Michael W. Young, Ph.D.

RECIPIENT OF THE HONORARY DEGREE

 

Growing up in South Florida, Michael Young encountered a wide variety of flora and fauna. These early exposures to fascinating creatures stimulated in him a naturalist’s interest in plants and animals. Later, he took apart motorcycles and put them back together again, which cultivated an aptitude for visualizing how pieces of machinery contribute to function. As a scientist, he united these interests and talents, elucidating details about how a complex biological system works.

Dr. Young graduated from The University of Texas, Austin, with a bachelor’s degree in biology and continued at the same institution for graduate school, earning a Ph.D. in genetics in 1975. By then, the recombinant DNA revolution had exploded, and he went to Stanford University School of Medicine for postdoctoral work with David Hogness to learn the new technology. In 1978, he accepted a faculty position at The Rockefeller University, where he dove into the study of circadian rhythms in the fruit fly Drosophila melanogaster.

He isolated the period gene, which plays a crucial role in synchronizing the insect’s sleep–wake cycle with the day–night cycle, and identified the second gene in this system, timeless, as well as four others. Interactions among these genes’ products and other elements drive changes in their expression and subcellular location. These activities, in turn, underlie the genetic oscillations that characterize the 24-hour rhythms in activity, metabolism, and sleep. The system can adapt to changes in the day–night cycle as occurs with the annual cycle of seasons.
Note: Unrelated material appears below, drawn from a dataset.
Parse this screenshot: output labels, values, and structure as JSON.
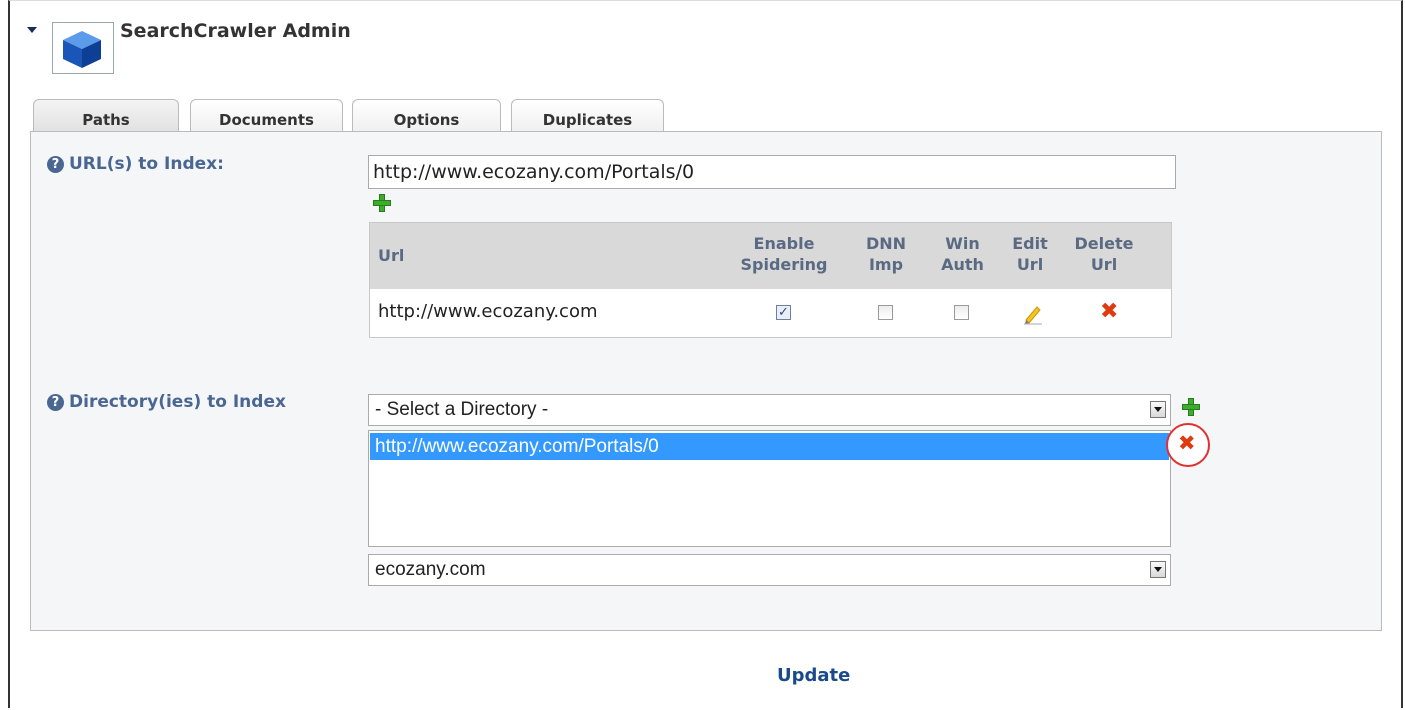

The same mechanisms that govern the fly’s internal clock also operate in many other species, including humans. Results from Dr. Young and his colleagues have suggested that defects in the clock gene CRY1 contribute to a common form of insomnia called delayed sleep phase disorder.

As the Vice President for Academic Affairs between 2004 and 2023, Dr. Young led Rockefeller’s new approach to faculty recruitment. This open-search program has brought talented investigators in a wide range of fields to the university, and it has bolstered connections and collegiality across campus.

Dr. Young is a member of the U.S. National Academy of Sciences and the American Philosophical Society. He is also an honorary member of the U.K.’s Physiological Society. His many honors include the 2017 Nobel Prize in Physiology or Medicine, the Louisa Gross Horwitz Prize, Canada’s Gairdner International Award, and the Shaw Prize in Life Sciences and Medicine.